We will be going through the articles referenced in this excerpt below, one by one.
From the Truthout article:
Swartz filed his first FOIA request in December 2010, more than two years after he landed on the government’s radar. He was seeking information about himself.
In 2008, Swartz’s friend and fellow open government activist Carl Malamud, the founder of the nonprofit public.resource.org, wanted to make federal court documents housed on the Public Access to Court Electronic Records system (PACER) available to the public for free. Using $600,000 he raised from supporters, Malamud purchased 50 years worth of appellate court documents and posted them on his website.
Then, the government started a pilot program in which access to federal court documents on PACER would be made available to users at no cost at 17 libraries around the country. Malamud urged activists like Swartz to visit the libraries, download the documents and send it over to him so he could make it availble to the public via his website.
“So Aaron went to one of them and installed a small PERL script he had written that cycled sequentially through case numbers, requesting a new document from Pacer every three seconds, and uploading it to” Amazon’s Elastic Compute (EC2) Cloud server, Wired reported. “Aaron pulled nearly 20 million pages of public court documents, which are now available for free on the Internet Archive.”
The court documents Swartz legally accessed were worth $1.5 million. The government shut down the PACER pilot program and the FBI launched an investigtation. Malamud has since published on his website emails he exchanged with Swartz about the incident.

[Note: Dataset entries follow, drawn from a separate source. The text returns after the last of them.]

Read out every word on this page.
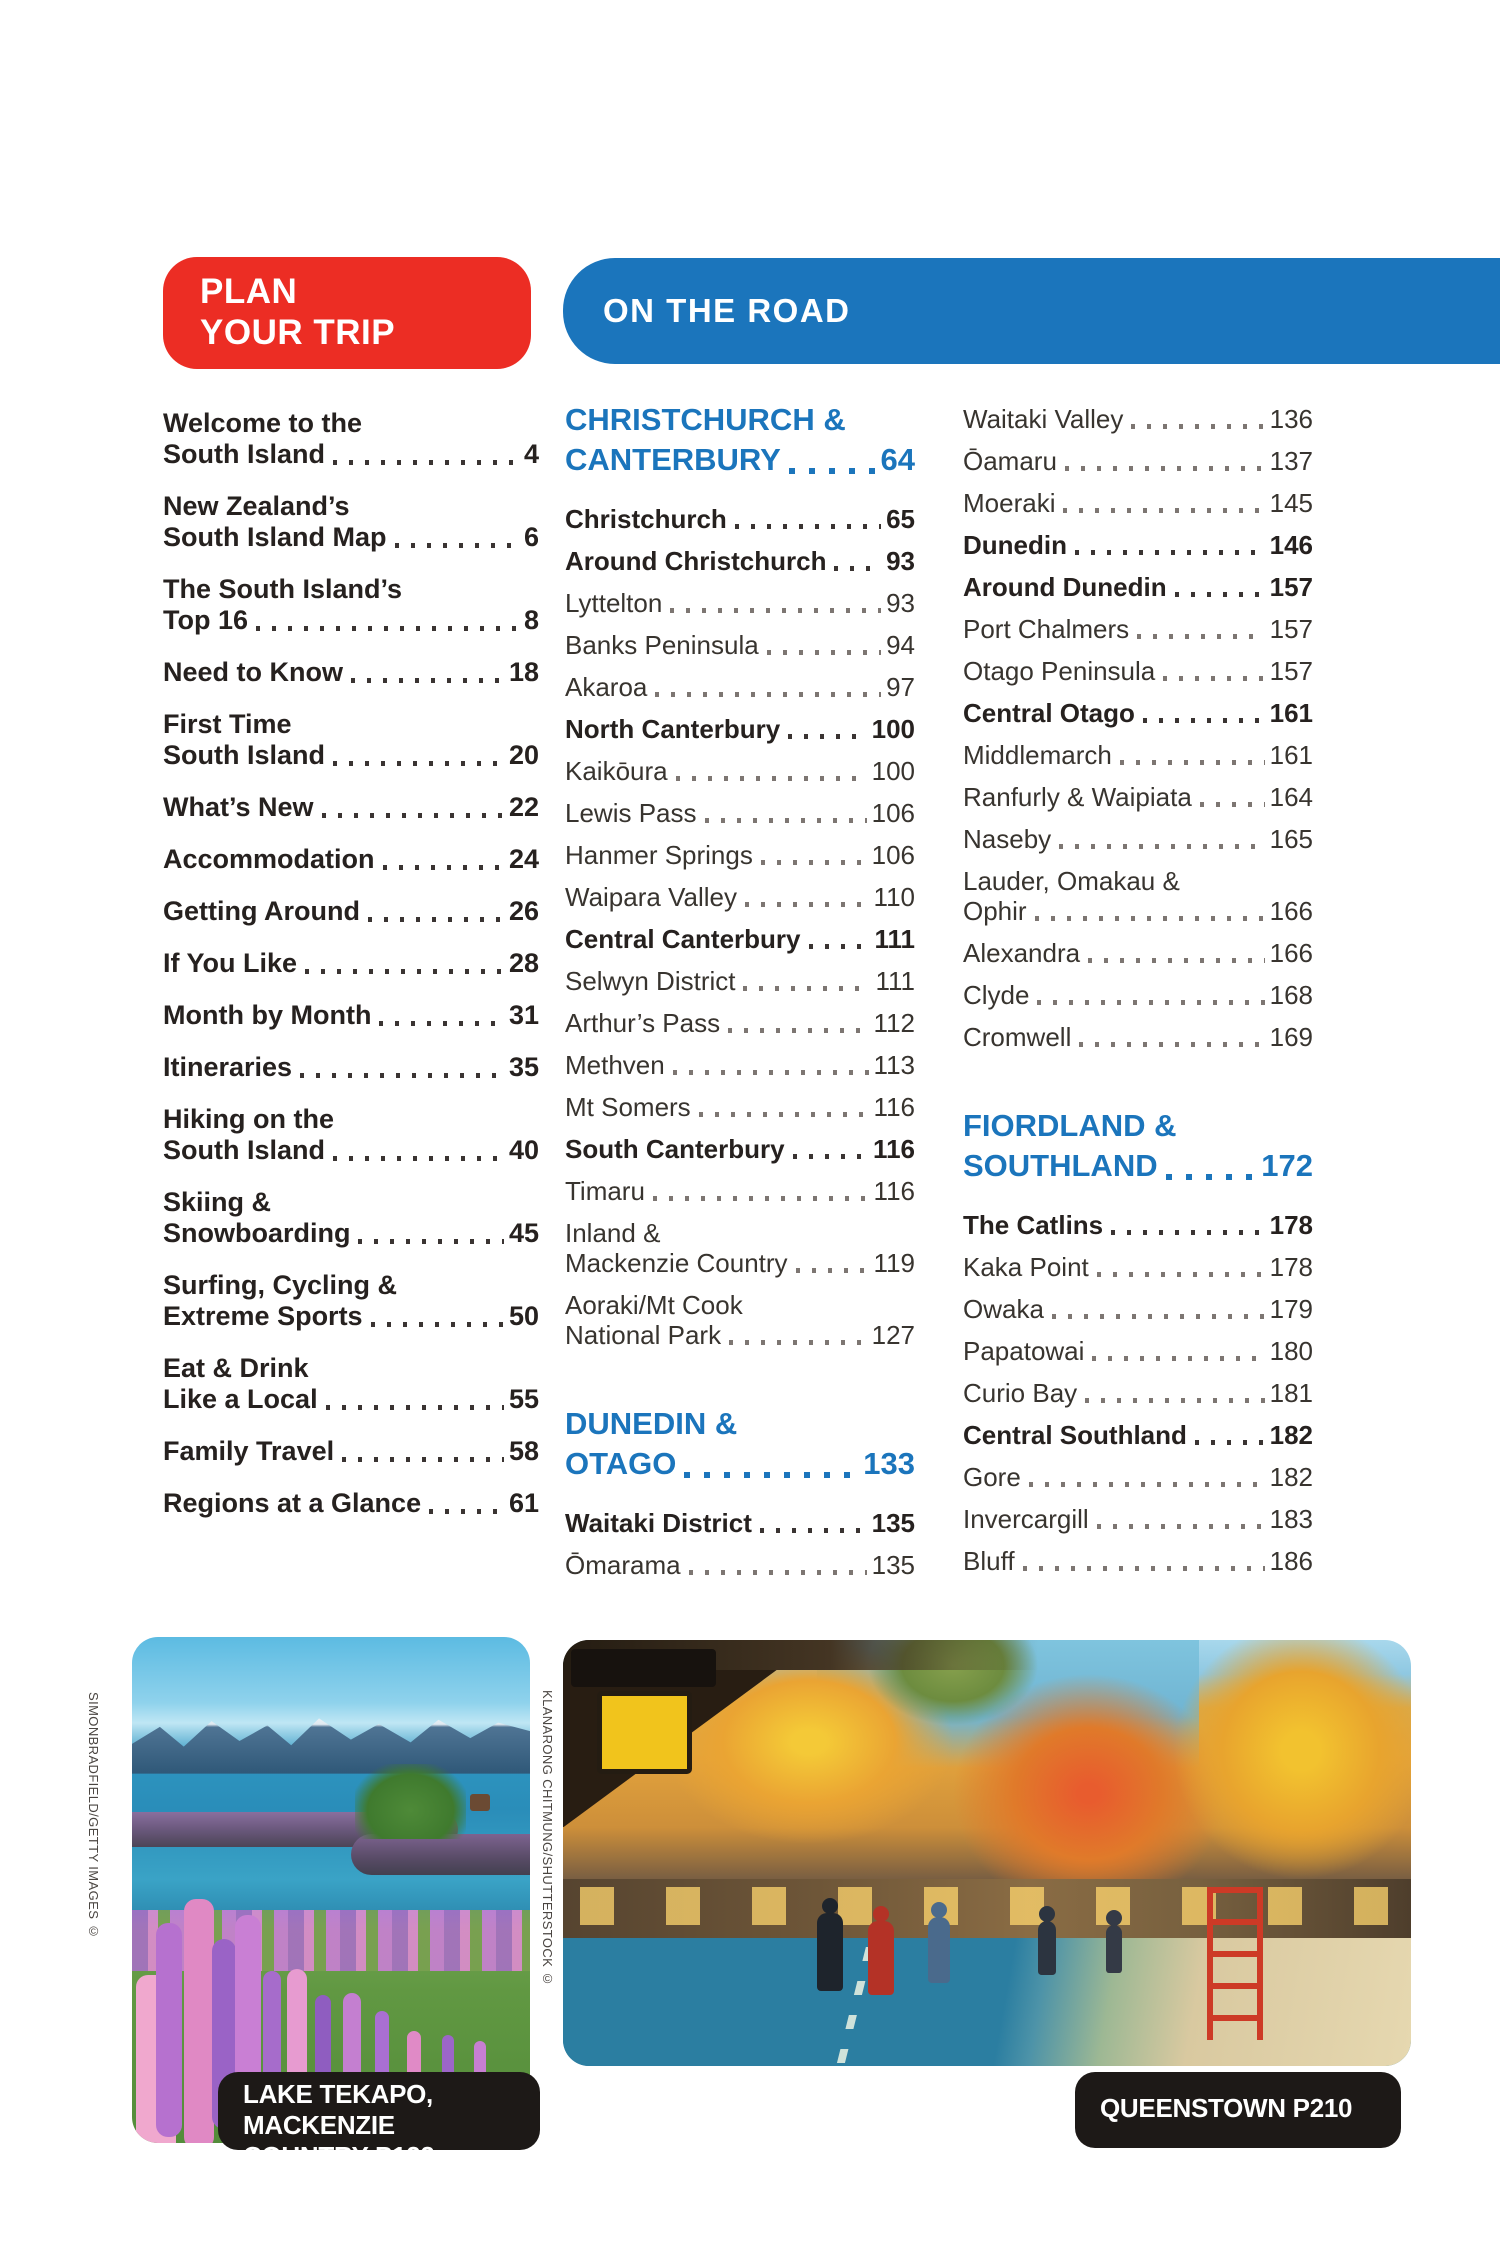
PLAN
YOUR TRIP
ON THE ROAD
Welcome to the
South Island	4
New Zealand’s
South Island Map	6
The South Island’s
Top 16	8
Need to Know	18
First Time
South Island	20
What’s New	22
Accommodation	24
Getting Around	26
If You Like	28
Month by Month	31
Itineraries	35
Hiking on the
South Island	40
Skiing &
Snowboarding	45
Surfing, Cycling &
Extreme Sports	50
Eat & Drink
Like a Local	55
Family Travel	58
Regions at a Glance	61
CHRISTCHURCH &
CANTERBURY	64
Christchurch	65
Around Christchurch 93
Lyttelton	93
Banks Peninsula	94
Akaroa	97
North Canterbury	100
Kaikōura	100
Lewis Pass	106
Hanmer Springs	106
Waipara Valley	110
Central Canterbury	111
Selwyn District	111
Arthur’s Pass	112
Methven	113
Mt Somers	116
South Canterbury	116
Timaru	116
Inland &
Mackenzie Country	119
Aoraki/Mt Cook
National Park	127
DUNEDIN &
OTAGO	133
Waitaki District	135
Ōmarama	135
Waitaki Valley	136
Ōamaru	137
Moeraki	145
Dunedin	146
Around Dunedin	157
Port Chalmers	157
Otago Peninsula	157
Central Otago	161
Middlemarch	161
Ranfurly & Waipiata	164
Naseby	165
Lauder, Omakau &
Ophir	166
Alexandra	166
Clyde	168
Cromwell	169
FIORDLAND &
SOUTHLAND	172
The Catlins	178
Kaka Point	178
Owaka	179
Papatowai	180
Curio Bay	181
Central Southland	182
Gore	182
Invercargill	183
Bluff	186
LAKE TEKAPO, MACKENZIE
COUNTRY P122
QUEENSTOWN P210
SIMONBRADFIELD/GETTY IMAGES ©	KLANARONG CHITMUNG/SHUTTERSTOCK ©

On December 10, 2010, Swartz filed a FOIA request with the Justice Department’s Criminal Division seeking “documents related to me, Aaron Swartz, as well as any documents related to any associated PACER investigation.” The Justice Department said responded by stating it could not locate any records. He also filed an identical FOIA request that day with the Executive Office of United States Attorneys. The office identified 72 documents that were withheld in full.